Doe at Horner Woods

Doe at Horner Woods

 The clearest path is the one I follow by the tug of musk

daubed on the bark of oaks, the fern feathers, the moss.

 

The breeze turns and I can see by the coded script of scents.

Day and dark, they sing their leap-bound lays: who was it,

 

what they were up to, how long ago. If we had names

like humans do, I’d say ‘Red Stag the Wise Strut’

 

grazed this grass three hours ago; ‘Sister Doe Flit’ drank

from this puddle near dawn and she was warm. She left

 

a downy-silver-scuttle-lichen-dewdrop-three-word-sentence

of a trace, her unique tag. And in the wake of it,

 

a brimming-moon-sway-sop-twelve-week-fawn-glow.
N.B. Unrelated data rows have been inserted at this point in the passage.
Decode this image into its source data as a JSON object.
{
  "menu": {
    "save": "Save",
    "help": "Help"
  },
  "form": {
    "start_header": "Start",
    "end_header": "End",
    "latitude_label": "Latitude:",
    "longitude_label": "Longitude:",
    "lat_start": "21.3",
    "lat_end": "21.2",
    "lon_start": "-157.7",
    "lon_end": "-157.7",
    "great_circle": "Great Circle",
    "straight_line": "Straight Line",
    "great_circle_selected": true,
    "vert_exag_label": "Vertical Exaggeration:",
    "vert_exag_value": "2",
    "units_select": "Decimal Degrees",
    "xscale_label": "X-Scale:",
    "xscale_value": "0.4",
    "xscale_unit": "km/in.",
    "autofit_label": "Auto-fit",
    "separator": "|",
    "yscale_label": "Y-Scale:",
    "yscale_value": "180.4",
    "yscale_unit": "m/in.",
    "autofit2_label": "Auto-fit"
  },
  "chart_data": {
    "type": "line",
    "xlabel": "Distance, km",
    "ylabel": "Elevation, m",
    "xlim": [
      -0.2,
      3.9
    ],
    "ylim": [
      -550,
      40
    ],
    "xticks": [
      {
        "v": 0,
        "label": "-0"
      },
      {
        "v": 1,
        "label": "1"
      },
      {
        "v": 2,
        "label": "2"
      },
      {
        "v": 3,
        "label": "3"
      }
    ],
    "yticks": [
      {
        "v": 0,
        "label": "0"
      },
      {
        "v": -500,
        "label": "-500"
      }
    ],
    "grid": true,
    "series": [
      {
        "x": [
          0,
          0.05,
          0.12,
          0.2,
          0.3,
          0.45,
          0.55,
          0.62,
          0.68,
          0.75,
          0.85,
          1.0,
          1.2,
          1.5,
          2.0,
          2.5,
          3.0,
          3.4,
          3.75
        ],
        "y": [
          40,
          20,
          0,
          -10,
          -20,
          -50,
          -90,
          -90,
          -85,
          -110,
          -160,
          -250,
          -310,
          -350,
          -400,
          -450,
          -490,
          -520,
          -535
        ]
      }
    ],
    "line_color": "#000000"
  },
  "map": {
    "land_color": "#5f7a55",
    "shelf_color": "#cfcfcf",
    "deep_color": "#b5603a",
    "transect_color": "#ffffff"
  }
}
Her thin-air toe-gait stirred the sighs of rained-on earth.

 

My thought tunes to the slightest twitch. I read the eyelash

flick of every blade of grass, and, talking sense behind my back,

 

the neat calligraphy of twigs, which blurs, if they are still,

into a dunce flat mat. But what stops for long? The stars

 

pour to the west; the planet’s magnetic streams swish

underground; spring slides through the growing trees and

 

sap pumps from their roots to their bursting buds.

The anxious leaves suck air, then spit it out. I hear it all:

 

your breath, your heart in your mouth, the lifting of your hand.